Two years ago, Saadat Hasan Manto’s house called the Manto Mansion near Lahore’s Mall Road was up for sale because his daughters — now quite old themselves — needed to settle the shares in the property. Despite the daughters appealing to the government repeatedly, there was no attempt convert this house, where Manto wrote some of his most famous short stories, into a heritage site. The city that he used to prowl for inspiration at night does not have a single landmark named after him.
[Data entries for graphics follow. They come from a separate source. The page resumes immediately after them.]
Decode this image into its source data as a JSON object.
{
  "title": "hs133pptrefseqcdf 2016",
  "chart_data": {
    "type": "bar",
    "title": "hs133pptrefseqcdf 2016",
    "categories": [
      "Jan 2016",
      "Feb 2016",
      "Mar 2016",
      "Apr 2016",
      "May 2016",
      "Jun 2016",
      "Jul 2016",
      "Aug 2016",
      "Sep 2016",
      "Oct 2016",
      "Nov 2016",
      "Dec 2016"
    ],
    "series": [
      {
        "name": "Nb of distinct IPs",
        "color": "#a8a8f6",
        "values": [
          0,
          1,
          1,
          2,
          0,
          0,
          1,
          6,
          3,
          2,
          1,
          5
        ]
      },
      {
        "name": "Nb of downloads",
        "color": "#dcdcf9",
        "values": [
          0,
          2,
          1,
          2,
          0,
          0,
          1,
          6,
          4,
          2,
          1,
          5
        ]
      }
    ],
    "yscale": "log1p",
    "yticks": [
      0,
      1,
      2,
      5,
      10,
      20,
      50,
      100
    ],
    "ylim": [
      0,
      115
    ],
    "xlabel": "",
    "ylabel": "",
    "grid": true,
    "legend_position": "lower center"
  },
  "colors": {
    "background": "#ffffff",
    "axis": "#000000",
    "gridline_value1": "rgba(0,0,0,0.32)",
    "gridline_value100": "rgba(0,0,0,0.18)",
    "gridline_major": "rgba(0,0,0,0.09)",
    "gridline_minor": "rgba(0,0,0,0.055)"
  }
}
Not only is the state failing to acknowledge figures like Manto, but seemingly deliberately removing them from the public memory.
Pakistan’s absolutist public discourse
The exclusion from public discourse is not limited to non-Muslims in Pakistan, though they of course suffer disproportionately. Most Muslim leaders who did not support the Partition of India yet had immense historical significance have been forgotten and are never mentioned in Pakistani textbooks. This includes Sir Sikander Hayat Khan, who was once hailed as Sher-e-Punjab and had the honour of restoring Lahore’s iconic Badshahi Mosque. (He was buried right next to it, opposite the grave of Allama Iqbal.) But unlike Iqbal who endorsed the idea of Pakistan and receives countless enthusiasts every year, Sir Hayat’s is a solitary grave.
Abdul Ghaffar Khan, popularly known as Bacha Khan or the Gandhi of the Frontier, is another such example. A deeply revered figure because of his philosophy of non-violence in the northern areas, he is virtually unknown in other parts of Pakistan — particularly Punjab, which became the front-runner for protecting the ever-evolving (or rather degenerating) “ideology of Pakistan”.
Now that Lahore has a “Tourist Bus Service” and programmes to restore the old city and many heritage sites like the Shahi Hammam, it is perhaps also time for it to recognise its diverse, multi-religious and multi-ethnic heritage.
It is ironic that all of Pakistan’s official tributes and accolades on March 23 are restricted to the Resolution that was not even adopted that day, while forgetting the man who gave up his life for freedom (Bhagat Singh) and to whom Muhammad Ali Jinnah himself paid a tribute twice during his address in the national assembly.